LE MONDE DES LIVRES
25.11.10
"Tomates", de Nathalie Quintane, "Les Ailes de plomb", d'Adriano Sofri et "Il vous faudra nous tuer", de Natacha Boussaa : écritures insurgées
Quand la révolution semblait aller de soi, en 1789, en 1917 ou même en 1968, elle était indissociablement action et poésie, insurrection sociale et dissidence langagière. Mais, depuis qu'elle paraît improbable dans les rues, c'est dans les textes que son esprit a trouvé refuge. Et c'est à la littérature qu'il revient d'accueillir l'espérance radicale en ses élans comme en ses fourvoiements.
Or, pour l'écrivain contemporain, penser la révolution c'est méditer une transmission bloquée, ainsi qu'en témoignent trois récits parus récemment : Tomates, de Nathalie Quintane, Les Ailes de plomb, d'Adriano Sofri, et Il vous faudra nous tuer, de Natacha Boussaa. Chacun à sa manière, ces livres tournent autour d'une seule interrogation : comment hériter des mots brûlants, de ces mots de passe qui soulevaient naguère les foules, comment les relancer aujourd'hui sans avoir l'air de prendre la pose, de bégayer lamentablement ?

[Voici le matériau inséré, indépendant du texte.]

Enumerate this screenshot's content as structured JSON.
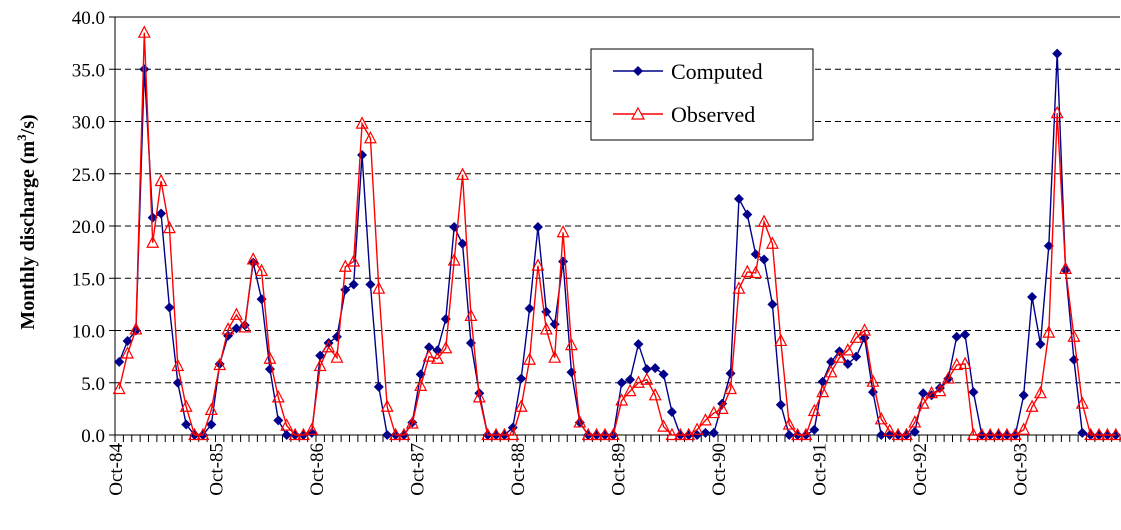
{
  "chart_data": {
    "type": "line",
    "ylabel_prefix": "Monthly discharge (m",
    "ylabel_sup": "3",
    "ylabel_suffix": "/s)",
    "ylim": [
      0,
      40
    ],
    "yticks": [
      "0.0",
      "5.0",
      "10.0",
      "15.0",
      "20.0",
      "25.0",
      "30.0",
      "35.0",
      "40.0"
    ],
    "xtick_labels": [
      "Oct-84",
      "Oct-85",
      "Oct-86",
      "Oct-87",
      "Oct-88",
      "Oct-89",
      "Oct-90",
      "Oct-91",
      "Oct-92",
      "Oct-93"
    ],
    "grid": "horizontal dashed",
    "legend_position": "top-center",
    "series": [
      {
        "name": "Computed",
        "color": "#00008B",
        "marker": "diamond",
        "values": [
          7.0,
          9.0,
          10.0,
          35.0,
          20.8,
          21.2,
          12.2,
          5.0,
          1.0,
          0.0,
          0.0,
          1.0,
          6.8,
          9.5,
          10.2,
          10.5,
          16.5,
          13.0,
          6.3,
          1.4,
          0.0,
          0.0,
          0.0,
          0.2,
          7.6,
          8.8,
          9.4,
          13.9,
          14.4,
          26.8,
          14.4,
          4.6,
          0.0,
          0.0,
          0.0,
          1.2,
          5.8,
          8.4,
          8.1,
          11.1,
          19.9,
          18.3,
          8.8,
          4.0,
          0.0,
          0.0,
          0.0,
          0.7,
          5.4,
          12.1,
          19.9,
          11.8,
          10.6,
          16.6,
          6.0,
          1.2,
          0.0,
          0.0,
          0.0,
          0.0,
          5.0,
          5.3,
          8.7,
          6.3,
          6.4,
          5.8,
          2.2,
          0.0,
          0.0,
          0.0,
          0.2,
          0.2,
          3.0,
          5.9,
          22.6,
          21.1,
          17.3,
          16.8,
          12.5,
          2.9,
          0.0,
          0.0,
          0.0,
          0.5,
          5.1,
          7.0,
          8.0,
          6.8,
          7.5,
          9.3,
          4.1,
          0.0,
          0.0,
          0.0,
          0.0,
          0.3,
          4.0,
          3.8,
          4.5,
          5.4,
          9.4,
          9.6,
          4.1,
          0.0,
          0.0,
          0.0,
          0.0,
          0.0,
          3.8,
          13.2,
          8.7,
          18.1,
          36.5,
          15.8,
          7.2,
          0.2,
          0.0,
          0.0,
          0.0,
          0.0
        ]
      },
      {
        "name": "Observed",
        "color": "#FF0000",
        "marker": "triangle",
        "values": [
          4.4,
          7.8,
          10.1,
          38.5,
          18.4,
          24.3,
          19.8,
          6.6,
          2.7,
          0.0,
          0.0,
          2.4,
          6.7,
          10.1,
          11.5,
          10.3,
          16.8,
          15.7,
          7.3,
          3.6,
          0.9,
          0.0,
          0.0,
          0.5,
          6.6,
          8.4,
          7.4,
          16.1,
          16.6,
          29.8,
          28.4,
          14.0,
          2.7,
          0.0,
          0.0,
          1.1,
          4.7,
          7.5,
          7.3,
          8.3,
          16.7,
          24.9,
          11.4,
          3.6,
          0.0,
          0.0,
          0.0,
          0.0,
          2.7,
          7.2,
          16.2,
          10.1,
          7.4,
          19.4,
          8.6,
          1.2,
          0.0,
          0.0,
          0.0,
          0.0,
          3.3,
          4.2,
          5.0,
          5.3,
          3.8,
          0.8,
          0.0,
          0.0,
          0.0,
          0.5,
          1.4,
          2.1,
          2.5,
          4.4,
          14.0,
          15.6,
          15.5,
          20.4,
          18.3,
          9.0,
          1.0,
          0.0,
          0.0,
          2.3,
          4.1,
          6.0,
          7.4,
          8.1,
          9.3,
          10.0,
          5.1,
          1.5,
          0.4,
          0.0,
          0.0,
          1.2,
          3.0,
          4.0,
          4.2,
          5.4,
          6.7,
          6.8,
          0.0,
          0.0,
          0.0,
          0.0,
          0.0,
          0.0,
          0.5,
          2.7,
          4.0,
          9.8,
          30.8,
          15.9,
          9.4,
          3.0,
          0.0,
          0.0,
          0.0,
          0.0
        ]
      }
    ]
  }
}
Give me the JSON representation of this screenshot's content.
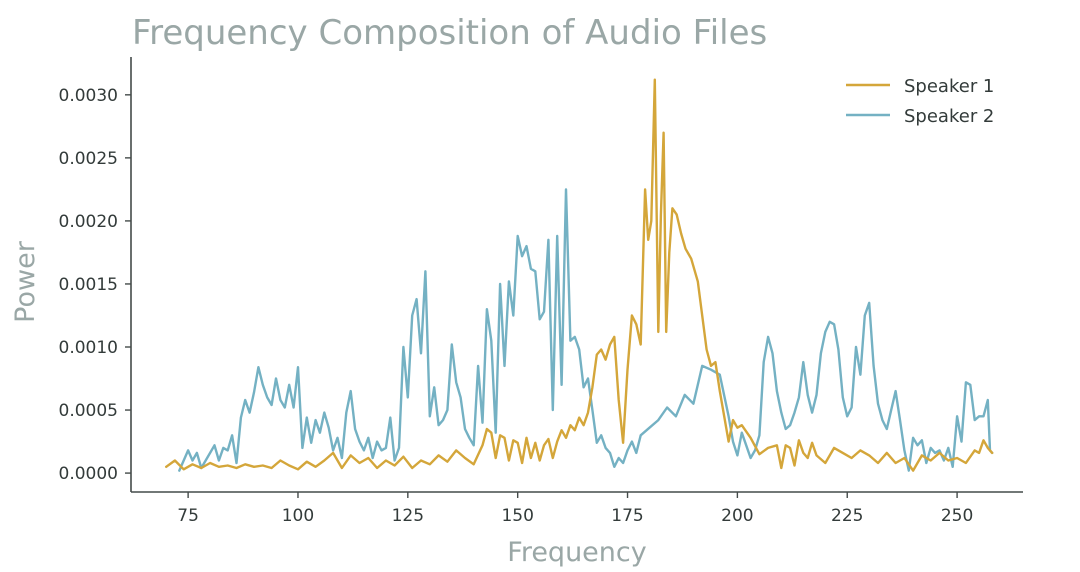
{
  "chart_data": {
    "type": "line",
    "title": "Frequency Composition of Audio Files",
    "xlabel": "Frequency",
    "ylabel": "Power",
    "xlim": [
      62,
      265
    ],
    "ylim": [
      -0.00015,
      0.0033
    ],
    "xticks": [
      75,
      100,
      125,
      150,
      175,
      200,
      225,
      250
    ],
    "xtick_labels": [
      "75",
      "100",
      "125",
      "150",
      "175",
      "200",
      "225",
      "250"
    ],
    "yticks": [
      0,
      0.0005,
      0.001,
      0.0015,
      0.002,
      0.0025,
      0.003
    ],
    "ytick_labels": [
      "0.0000",
      "0.0005",
      "0.0010",
      "0.0015",
      "0.0020",
      "0.0025",
      "0.0030"
    ],
    "grid": false,
    "legend": "top-right",
    "series": [
      {
        "name": "Speaker 1",
        "color": "#d4a63a",
        "points": [
          [
            70,
            5e-05
          ],
          [
            72,
            0.0001
          ],
          [
            74,
            3e-05
          ],
          [
            76,
            7e-05
          ],
          [
            78,
            4e-05
          ],
          [
            80,
            8e-05
          ],
          [
            82,
            5e-05
          ],
          [
            84,
            6e-05
          ],
          [
            86,
            4e-05
          ],
          [
            88,
            7e-05
          ],
          [
            90,
            5e-05
          ],
          [
            92,
            6e-05
          ],
          [
            94,
            4e-05
          ],
          [
            96,
            0.0001
          ],
          [
            98,
            6e-05
          ],
          [
            100,
            3e-05
          ],
          [
            102,
            9e-05
          ],
          [
            104,
            5e-05
          ],
          [
            106,
            0.0001
          ],
          [
            108,
            0.00016
          ],
          [
            110,
            4e-05
          ],
          [
            112,
            0.00014
          ],
          [
            114,
            8e-05
          ],
          [
            116,
            0.00012
          ],
          [
            118,
            4e-05
          ],
          [
            120,
            0.0001
          ],
          [
            122,
            6e-05
          ],
          [
            124,
            0.00013
          ],
          [
            126,
            4e-05
          ],
          [
            128,
            0.0001
          ],
          [
            130,
            7e-05
          ],
          [
            132,
            0.00014
          ],
          [
            134,
            9e-05
          ],
          [
            136,
            0.00018
          ],
          [
            138,
            0.00012
          ],
          [
            140,
            7e-05
          ],
          [
            142,
            0.00022
          ],
          [
            143,
            0.00035
          ],
          [
            144,
            0.00032
          ],
          [
            145,
            0.00012
          ],
          [
            146,
            0.0003
          ],
          [
            147,
            0.00028
          ],
          [
            148,
            0.0001
          ],
          [
            149,
            0.00026
          ],
          [
            150,
            0.00024
          ],
          [
            151,
            8e-05
          ],
          [
            152,
            0.00028
          ],
          [
            153,
            0.00012
          ],
          [
            154,
            0.00024
          ],
          [
            155,
            0.0001
          ],
          [
            156,
            0.00022
          ],
          [
            157,
            0.00027
          ],
          [
            158,
            0.00012
          ],
          [
            159,
            0.00025
          ],
          [
            160,
            0.00034
          ],
          [
            161,
            0.00028
          ],
          [
            162,
            0.00038
          ],
          [
            163,
            0.00034
          ],
          [
            164,
            0.00044
          ],
          [
            165,
            0.00038
          ],
          [
            166,
            0.00048
          ],
          [
            167,
            0.00068
          ],
          [
            168,
            0.00094
          ],
          [
            169,
            0.00098
          ],
          [
            170,
            0.0009
          ],
          [
            171,
            0.00102
          ],
          [
            172,
            0.00108
          ],
          [
            173,
            0.00058
          ],
          [
            174,
            0.00024
          ],
          [
            175,
            0.00082
          ],
          [
            176,
            0.00125
          ],
          [
            177,
            0.00118
          ],
          [
            178,
            0.00102
          ],
          [
            179,
            0.00225
          ],
          [
            179.7,
            0.00185
          ],
          [
            180.4,
            0.002
          ],
          [
            181.2,
            0.00312
          ],
          [
            182,
            0.00112
          ],
          [
            182.6,
            0.00205
          ],
          [
            183.2,
            0.0027
          ],
          [
            183.8,
            0.00112
          ],
          [
            184.5,
            0.00175
          ],
          [
            185.2,
            0.0021
          ],
          [
            186.2,
            0.00205
          ],
          [
            187.2,
            0.0019
          ],
          [
            188.2,
            0.00178
          ],
          [
            189.5,
            0.0017
          ],
          [
            191,
            0.00152
          ],
          [
            192,
            0.00125
          ],
          [
            193,
            0.00098
          ],
          [
            194,
            0.00085
          ],
          [
            195,
            0.00088
          ],
          [
            196,
            0.00065
          ],
          [
            197,
            0.00045
          ],
          [
            198,
            0.00025
          ],
          [
            199,
            0.00042
          ],
          [
            200,
            0.00036
          ],
          [
            201,
            0.00038
          ],
          [
            203,
            0.00028
          ],
          [
            205,
            0.00015
          ],
          [
            207,
            0.0002
          ],
          [
            209,
            0.00022
          ],
          [
            210,
            4e-05
          ],
          [
            211,
            0.00022
          ],
          [
            212,
            0.0002
          ],
          [
            213,
            6e-05
          ],
          [
            214,
            0.00026
          ],
          [
            215,
            0.00016
          ],
          [
            216,
            0.00012
          ],
          [
            217,
            0.00024
          ],
          [
            218,
            0.00014
          ],
          [
            220,
            8e-05
          ],
          [
            222,
            0.0002
          ],
          [
            224,
            0.00016
          ],
          [
            226,
            0.00012
          ],
          [
            228,
            0.00018
          ],
          [
            230,
            0.00014
          ],
          [
            232,
            8e-05
          ],
          [
            234,
            0.00016
          ],
          [
            236,
            8e-05
          ],
          [
            238,
            0.00012
          ],
          [
            240,
            2e-05
          ],
          [
            242,
            0.00014
          ],
          [
            244,
            0.0001
          ],
          [
            246,
            0.00016
          ],
          [
            248,
            0.0001
          ],
          [
            250,
            0.00012
          ],
          [
            252,
            8e-05
          ],
          [
            254,
            0.00018
          ],
          [
            255,
            0.00016
          ],
          [
            256,
            0.00026
          ],
          [
            257,
            0.0002
          ],
          [
            258,
            0.00016
          ]
        ]
      },
      {
        "name": "Speaker 2",
        "color": "#74b1c3",
        "points": [
          [
            73,
            2e-05
          ],
          [
            75,
            0.00018
          ],
          [
            76,
            0.0001
          ],
          [
            77,
            0.00016
          ],
          [
            78,
            4e-05
          ],
          [
            80,
            0.00016
          ],
          [
            81,
            0.00022
          ],
          [
            82,
            0.0001
          ],
          [
            83,
            0.0002
          ],
          [
            84,
            0.00018
          ],
          [
            85,
            0.0003
          ],
          [
            86,
            8e-05
          ],
          [
            87,
            0.00044
          ],
          [
            88,
            0.00058
          ],
          [
            89,
            0.00048
          ],
          [
            90,
            0.00064
          ],
          [
            91,
            0.00084
          ],
          [
            92,
            0.0007
          ],
          [
            93,
            0.0006
          ],
          [
            94,
            0.00054
          ],
          [
            95,
            0.00075
          ],
          [
            96,
            0.00058
          ],
          [
            97,
            0.00052
          ],
          [
            98,
            0.0007
          ],
          [
            99,
            0.00052
          ],
          [
            100,
            0.00084
          ],
          [
            101,
            0.0002
          ],
          [
            102,
            0.00044
          ],
          [
            103,
            0.00024
          ],
          [
            104,
            0.00042
          ],
          [
            105,
            0.00032
          ],
          [
            106,
            0.00048
          ],
          [
            107,
            0.00036
          ],
          [
            108,
            0.00018
          ],
          [
            109,
            0.00028
          ],
          [
            110,
            0.00012
          ],
          [
            111,
            0.00048
          ],
          [
            112,
            0.00065
          ],
          [
            113,
            0.00035
          ],
          [
            114,
            0.00025
          ],
          [
            115,
            0.00018
          ],
          [
            116,
            0.00028
          ],
          [
            117,
            0.00012
          ],
          [
            118,
            0.00025
          ],
          [
            119,
            0.00018
          ],
          [
            120,
            0.0002
          ],
          [
            121,
            0.00044
          ],
          [
            122,
            0.0001
          ],
          [
            123,
            0.0002
          ],
          [
            124,
            0.001
          ],
          [
            125,
            0.0006
          ],
          [
            126,
            0.00125
          ],
          [
            127,
            0.00138
          ],
          [
            128,
            0.00095
          ],
          [
            129,
            0.0016
          ],
          [
            130,
            0.00045
          ],
          [
            131,
            0.00068
          ],
          [
            132,
            0.00038
          ],
          [
            133,
            0.00042
          ],
          [
            134,
            0.0005
          ],
          [
            135,
            0.00102
          ],
          [
            136,
            0.00072
          ],
          [
            137,
            0.0006
          ],
          [
            138,
            0.00035
          ],
          [
            139,
            0.00028
          ],
          [
            140,
            0.00022
          ],
          [
            141,
            0.00085
          ],
          [
            142,
            0.0004
          ],
          [
            143,
            0.0013
          ],
          [
            144,
            0.00105
          ],
          [
            145,
            0.00032
          ],
          [
            146,
            0.0015
          ],
          [
            147,
            0.00085
          ],
          [
            148,
            0.00152
          ],
          [
            149,
            0.00125
          ],
          [
            150,
            0.00188
          ],
          [
            151,
            0.00172
          ],
          [
            152,
            0.0018
          ],
          [
            153,
            0.00162
          ],
          [
            154,
            0.0016
          ],
          [
            155,
            0.00122
          ],
          [
            156,
            0.00128
          ],
          [
            157,
            0.00185
          ],
          [
            158,
            0.0005
          ],
          [
            159,
            0.00188
          ],
          [
            160,
            0.0007
          ],
          [
            161,
            0.00225
          ],
          [
            162,
            0.00105
          ],
          [
            163,
            0.00108
          ],
          [
            164,
            0.00098
          ],
          [
            165,
            0.00068
          ],
          [
            166,
            0.00075
          ],
          [
            167,
            0.0005
          ],
          [
            168,
            0.00024
          ],
          [
            169,
            0.0003
          ],
          [
            170,
            0.0002
          ],
          [
            171,
            0.00016
          ],
          [
            172,
            5e-05
          ],
          [
            173,
            0.00012
          ],
          [
            174,
            8e-05
          ],
          [
            175,
            0.00018
          ],
          [
            176,
            0.00025
          ],
          [
            177,
            0.00016
          ],
          [
            178,
            0.0003
          ],
          [
            180,
            0.00036
          ],
          [
            182,
            0.00042
          ],
          [
            184,
            0.00052
          ],
          [
            186,
            0.00045
          ],
          [
            188,
            0.00062
          ],
          [
            190,
            0.00055
          ],
          [
            192,
            0.00085
          ],
          [
            194,
            0.00082
          ],
          [
            196,
            0.00078
          ],
          [
            198,
            0.00045
          ],
          [
            199,
            0.00025
          ],
          [
            200,
            0.00014
          ],
          [
            201,
            0.00032
          ],
          [
            202,
            0.00022
          ],
          [
            203,
            0.00012
          ],
          [
            204,
            0.00018
          ],
          [
            205,
            0.0003
          ],
          [
            206,
            0.00088
          ],
          [
            207,
            0.00108
          ],
          [
            208,
            0.00095
          ],
          [
            209,
            0.00065
          ],
          [
            210,
            0.00048
          ],
          [
            211,
            0.00035
          ],
          [
            212,
            0.00038
          ],
          [
            213,
            0.00048
          ],
          [
            214,
            0.0006
          ],
          [
            215,
            0.00088
          ],
          [
            216,
            0.00062
          ],
          [
            217,
            0.00048
          ],
          [
            218,
            0.00062
          ],
          [
            219,
            0.00095
          ],
          [
            220,
            0.00112
          ],
          [
            221,
            0.0012
          ],
          [
            222,
            0.00118
          ],
          [
            223,
            0.00098
          ],
          [
            224,
            0.0006
          ],
          [
            225,
            0.00045
          ],
          [
            226,
            0.00052
          ],
          [
            227,
            0.001
          ],
          [
            228,
            0.00078
          ],
          [
            229,
            0.00125
          ],
          [
            230,
            0.00135
          ],
          [
            231,
            0.00085
          ],
          [
            232,
            0.00055
          ],
          [
            233,
            0.00042
          ],
          [
            234,
            0.00035
          ],
          [
            235,
            0.0005
          ],
          [
            236,
            0.00065
          ],
          [
            237,
            0.00042
          ],
          [
            238,
            0.00018
          ],
          [
            239,
            2e-05
          ],
          [
            240,
            0.00028
          ],
          [
            241,
            0.00022
          ],
          [
            242,
            0.00026
          ],
          [
            243,
            8e-05
          ],
          [
            244,
            0.0002
          ],
          [
            245,
            0.00016
          ],
          [
            246,
            0.00018
          ],
          [
            247,
            0.0001
          ],
          [
            248,
            0.0002
          ],
          [
            249,
            5e-05
          ],
          [
            250,
            0.00045
          ],
          [
            251,
            0.00025
          ],
          [
            252,
            0.00072
          ],
          [
            253,
            0.0007
          ],
          [
            254,
            0.00042
          ],
          [
            255,
            0.00045
          ],
          [
            256,
            0.00045
          ],
          [
            257,
            0.00058
          ],
          [
            257.5,
            0.00018
          ],
          [
            258,
            0.00016
          ]
        ]
      }
    ]
  }
}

Pour répondre à cette question, ces trois textes opèrent un va-et-vient, explicite ou souterrain, entre la mémoire militante des années 1970 et les enjeux de la période actuelle : les émeutes de banlieue, en 2005 ; les manifestations hostiles au contrat première embauche (CPE), en 2006 ; l'affaire dite de "Tarnac", du nom de ce village corrézien où s'étaient installés Julien Coupat et ses amis, avant d'être accusés d'avoir voulu faire dérailler des TGV.
"Jeune homme à idées"
C'est Nathalie Quintane qui met en avant ce dernier exemple : "Le fait est que nous avions été affectés par l'emprisonnement, arbitraire, d'un jeune homme à idées", écrit-elle. Au début de Tomates, elle confie que, pour elle, cette indignation devant le sort infligé à Julien Coupat a coïncidé avec la redécouverte des textes d'Auguste Blanqui (1805-1881), ce révolutionnaire qui passa trente-six ans au fond d'une cellule, et qu'on surnomma "l'Enfermé".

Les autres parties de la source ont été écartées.